When Chris Cummins ’75 was a kid growing up in Belton, he would ride his bicycle over to Mary Hardin-Baylor, searching the campus for discarded Coke bottles to sell for two cents apiece.

“The college girls would sit outside the dorms drinking Cokes and then throw their bottles in the bushes. It wasn’t long before I realized I had a little piggy bank in the bushes there.”

That early entrepreneurial spirit has led to a successful career in the oil and gas service and supply industry. And when he had the opportunity to give back, Cummins could think of no better place than his alma mater.

“I’ve always wanted to do something for the university in some way or another. I got so much out of going to school here. It was time to give something back,” Cummins said.

After playing tackle at Belton High School, Cummins was recruited to a state school on a football scholarship. There he met his future wife, Cindy, and once they were married, the two returned to Belton where Cummins finished his education at Mary Hardin-Baylor.

“There was such a difference going from a state school to UMHB. I was so impressed by the care and concern the teachers had for their students. They took an interest in me personally.”

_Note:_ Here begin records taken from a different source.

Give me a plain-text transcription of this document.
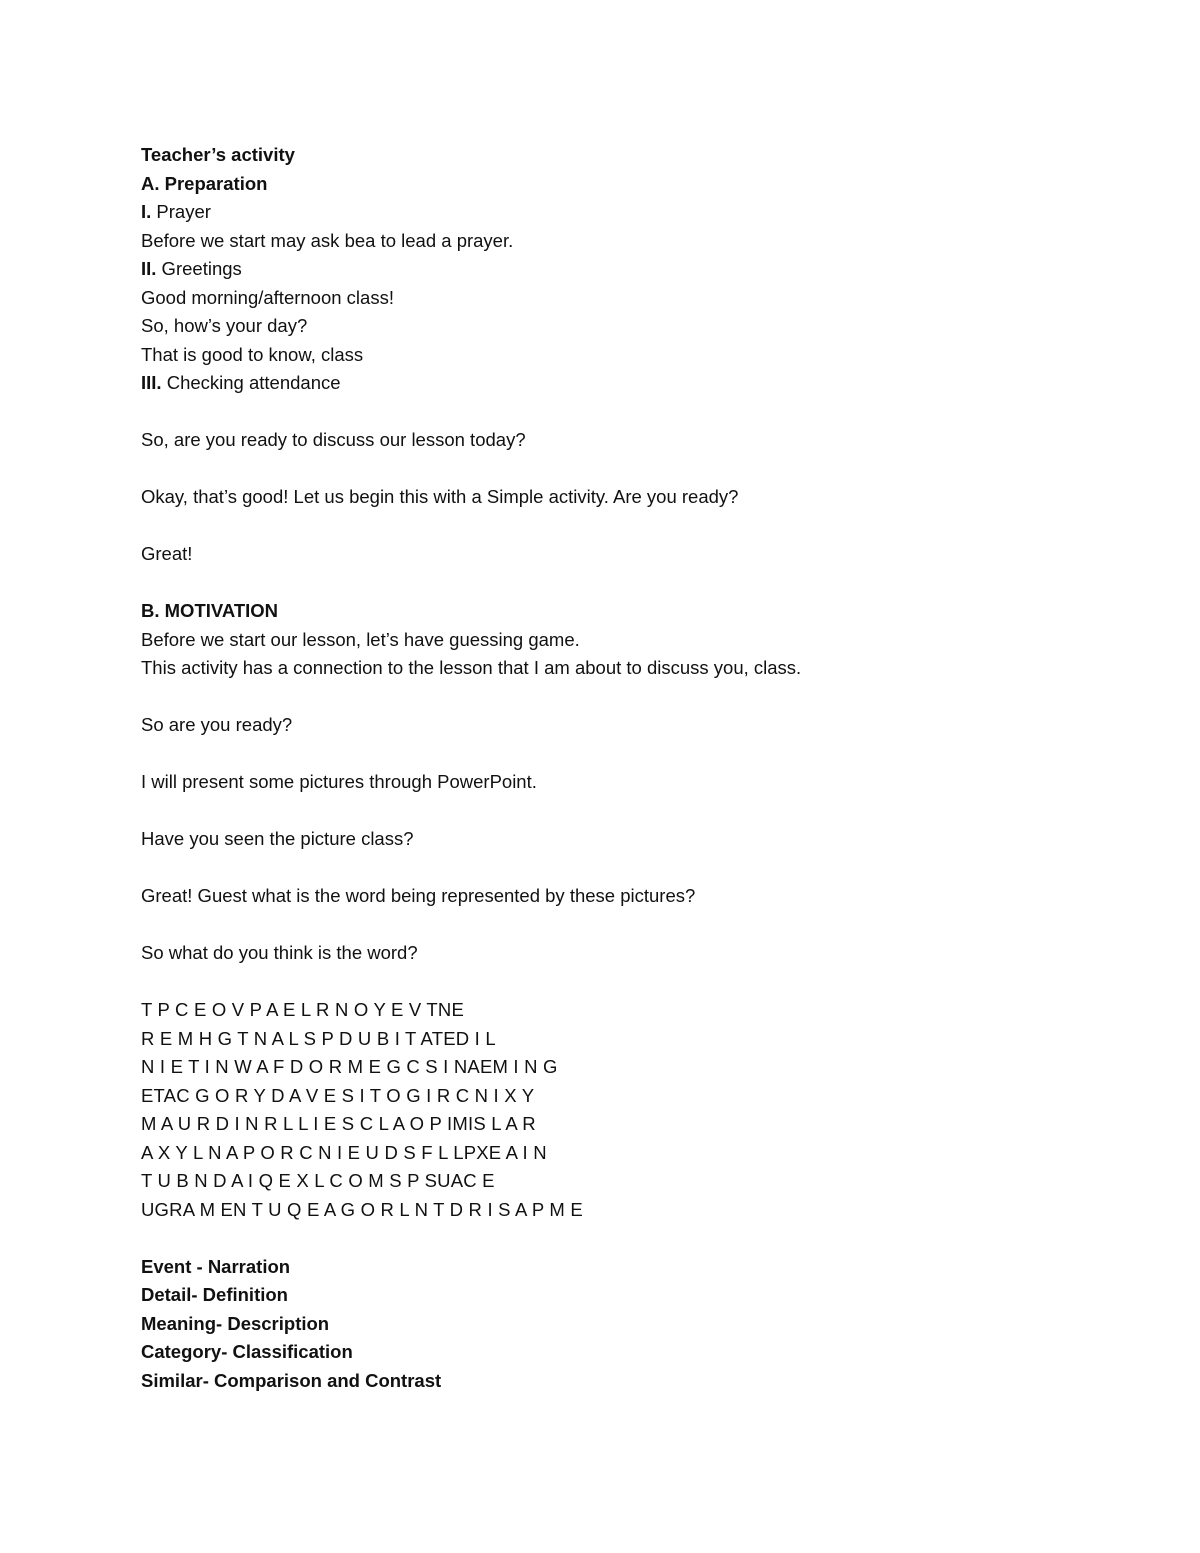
Teacher’s activity
A. Preparation
I. Prayer
Before we start may ask bea to lead a prayer.
II. Greetings
Good morning/afternoon class!
So, how’s your day?
That is good to know, class
III. Checking attendance
So, are you ready to discuss our lesson today?
Okay, that’s good! Let us begin this with a Simple activity. Are you ready?
Great!
B. MOTIVATION
Before we start our lesson, let’s have guessing game.
This activity has a connection to the lesson that I am about to discuss you, class.
So are you ready?
I will present some pictures through PowerPoint.
Have you seen the picture class?
Great! Guest what is the word being represented by these pictures?
So what do you think is the word?
T P C E O V P A E L R N O Y E V TNE
R E M H G T N A L S P D U B I T ATED I L
N I E T I N W A F D O R M E G C S I NAEM I N G
ETAC G O R Y D A V E S I T O G I R C N I X Y
M A U R D I N R L L I E S C L A O P IMIS L A R
A X Y L N A P O R C N I E U D S F L LPXE A I N
T U B N D A I Q E X L C O M S P SUAC E
UGRA M EN T U Q E A G O R L N T D R I S A P M E
Event - Narration
Detail- Definition
Meaning- Description
Category- Classification
Similar- Comparison and Contrast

Cummins worked through college in the accounting department of Mobil Chemical in Temple. After graduating, he moved to the Midland/Odessa area to work in the oil field service industry. He remains in the profession today, serving as Vice President of Sales for an oil field supply company based out of Birmingham, Ala.

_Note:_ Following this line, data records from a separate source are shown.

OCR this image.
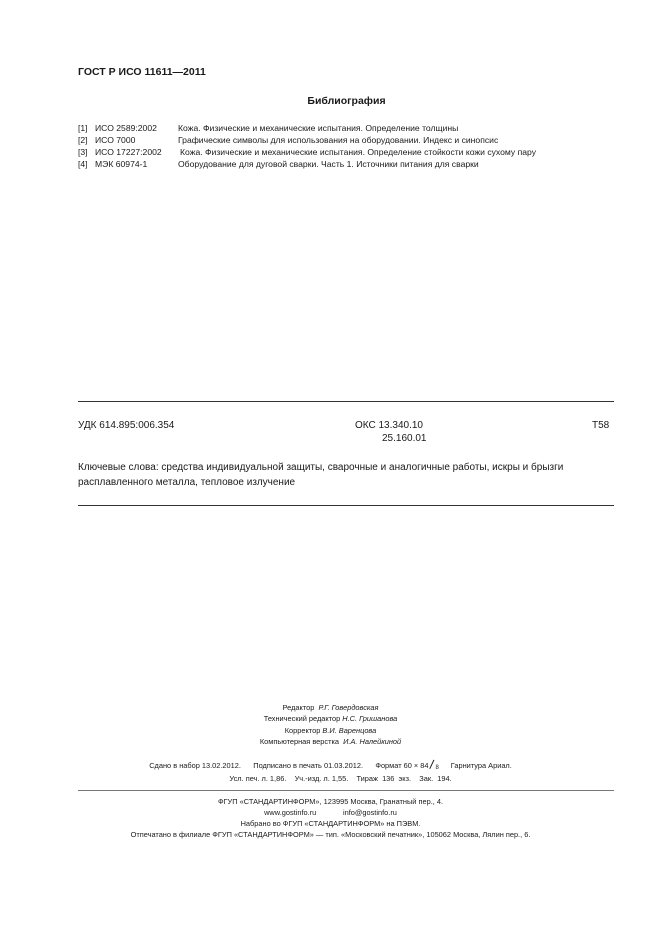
ГОСТ Р ИСО 11611—2011
Библиография
[1] ИСО 2589:2002 Кожа. Физические и механические испытания. Определение толщины
[2] ИСО 7000	Графические символы для использования на оборудовании. Индекс и синопсис
[3] ИСО 17227:2002 Кожа. Физические и механические испытания. Определение стойкости кожи сухому пару
[4] МЭК 60974-1	Оборудование для дуговой сварки. Часть 1. Источники питания для сварки
УДК 614.895:006.354	ОКС 13.340.10
25.160.01
Т58
Ключевые слова: средства индивидуальной защиты, сварочные и аналогичные работы, искры и брызги расплавленного металла, тепловое излучение
Редактор Р.Г. Говердовская
Технический редактор Н.С. Гришанова
Корректор В.И. Варенцова
Компьютерная верстка И.А. Налейкиной
Сдано в набор 13.02.2012. Подписано в печать 01.03.2012. Формат 60 × 84 / 8 Гарнитура Ариал.
Усл. печ. л. 1,86.    Уч.-изд. л. 1,55.    Тираж  136  экз.    Зак.  194.
ФГУП «СТАНДАРТИНФОРМ», 123995 Москва, Гранатный пер., 4.
www.gostinfo.ru	info@gostinfo.ru
Набрано во ФГУП «СТАНДАРТИНФОРМ» на ПЭВМ.
Отпечатано в филиале ФГУП «СТАНДАРТИНФОРМ» — тип. «Московский печатник», 105062 Москва, Лялин пер., 6.
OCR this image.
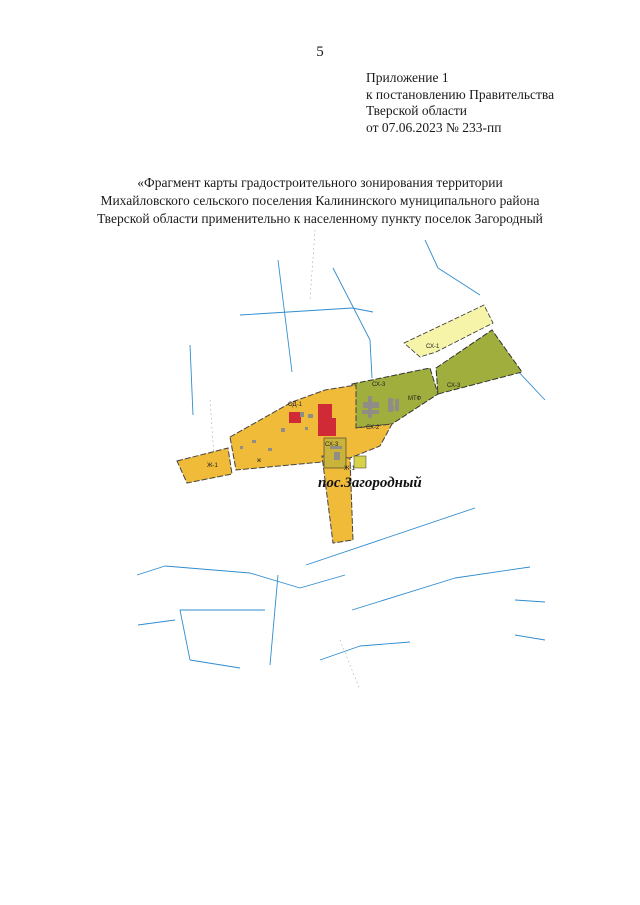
5
Приложение 1
к постановлению Правительства
Тверской области
от 07.06.2023 № 233-пп
«Фрагмент карты градостроительного зонирования территории
Михайловского сельского поселения Калининского муниципального района
Тверской области применительно к населенному пункту поселок Загородный
СХ-1
СХ-3	СХ-3
МТФ
ОД-1
СХ-2
СХ-3
Ж-1
ж
Ж-1
пос.Загородный
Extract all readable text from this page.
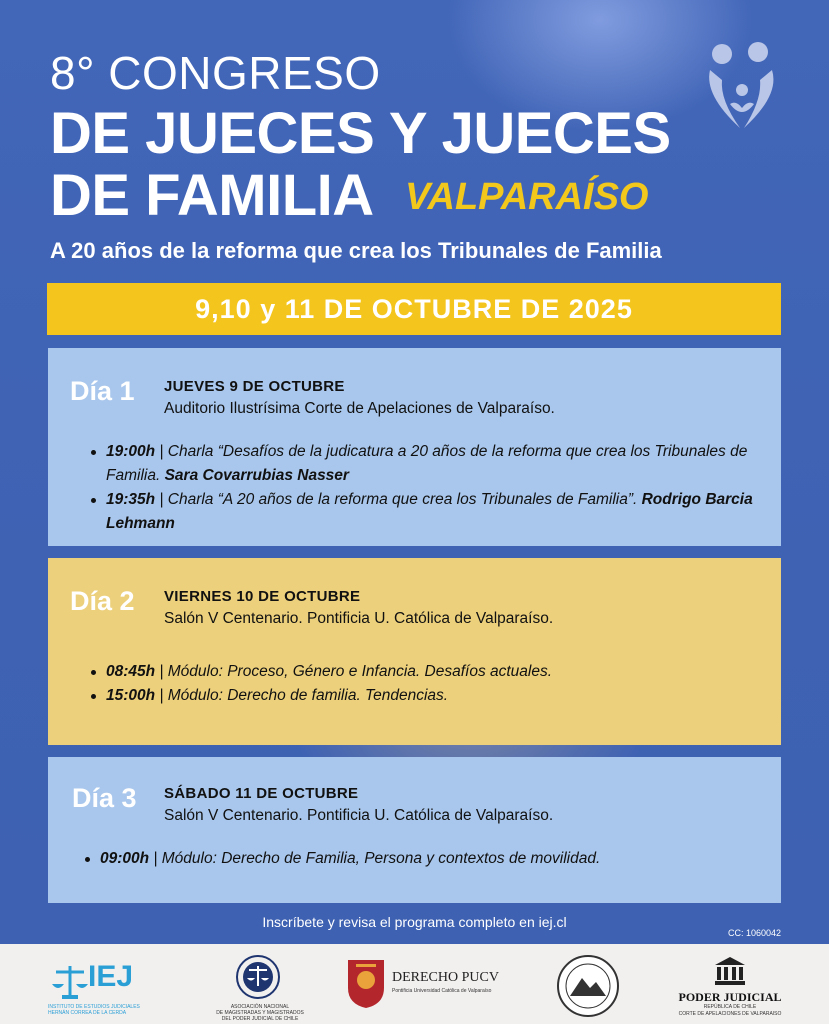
8° CONGRESO
DE JUECES Y JUECES
DE FAMILIA VALPARAÍSO
A 20 años de la reforma que crea los Tribunales de Familia
9,10 y 11 DE OCTUBRE DE 2025
Día 1 JUEVES 9 DE OCTUBRE
Auditorio Ilustrísima Corte de Apelaciones de Valparaíso.
19:00h | Charla “Desafíos de la judicatura a 20 años de la reforma que crea los Tribunales de Familia. Sara Covarrubias Nasser
19:35h | Charla “A 20 años de la reforma que crea los Tribunales de Familia”. Rodrigo Barcia Lehmann
Día 2 VIERNES 10 DE OCTUBRE
Salón V Centenario. Pontificia U. Católica de Valparaíso.
08:45h | Módulo: Proceso, Género e Infancia. Desafíos actuales.
15:00h | Módulo: Derecho de familia. Tendencias.
Día 3 SÁBADO 11 DE OCTUBRE
Salón V Centenario. Pontificia U. Católica de Valparaíso.
09:00h | Módulo: Derecho de Familia, Persona y contextos de movilidad.
Inscríbete y revisa el programa completo en iej.cl
CC: 1060042
IEJ
INSTITUTO DE ESTUDIOS JUDICIALES
HERNÁN CORREA DE LA CERDA
ASOCIACIÓN NACIONAL
DE MAGISTRADAS Y MAGISTRADOS
DEL PODER JUDICIAL DE CHILE
DERECHO PUCV
Pontificia Universidad Católica de Valparaíso	PODER JUDICIAL
REPÚBLICA DE CHILE
CORTE DE APELACIONES DE VALPARAISO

“When I’m spending time with the team, I just want to be Chris. I don’t even want them to know that building is named after me. I just enjoy being a part of it; I enjoy getting to be around them.” — Chris Cummins ’75

Over the years, he and his wife have given major gifts to the university’s Football Excellence Fund, which supports the program’s operational budget.

“As a former athlete, I respect the fact that these kids play for the love of the game. They came here to play football, and my hope is they leave with a degree. I want to do something to make their time here a little nicer so they want that degree. There are so many people that kick in; I’ve just done what little I can do.”

When the university broke ground on a 9,429 square-foot expansion to the team’s field house this past April, it was quickly decided that the new building would be named Cummins Field House as a tribute to the Chris and Cindy, who have supported the program so generously in the past. The honor brings tears to Cummins’ eyes.

“Its humbling because there’s nothing perfect about me,” Cummins said. “I’m just an oil field hand who came across something good that happened in my life and wanted to share it.”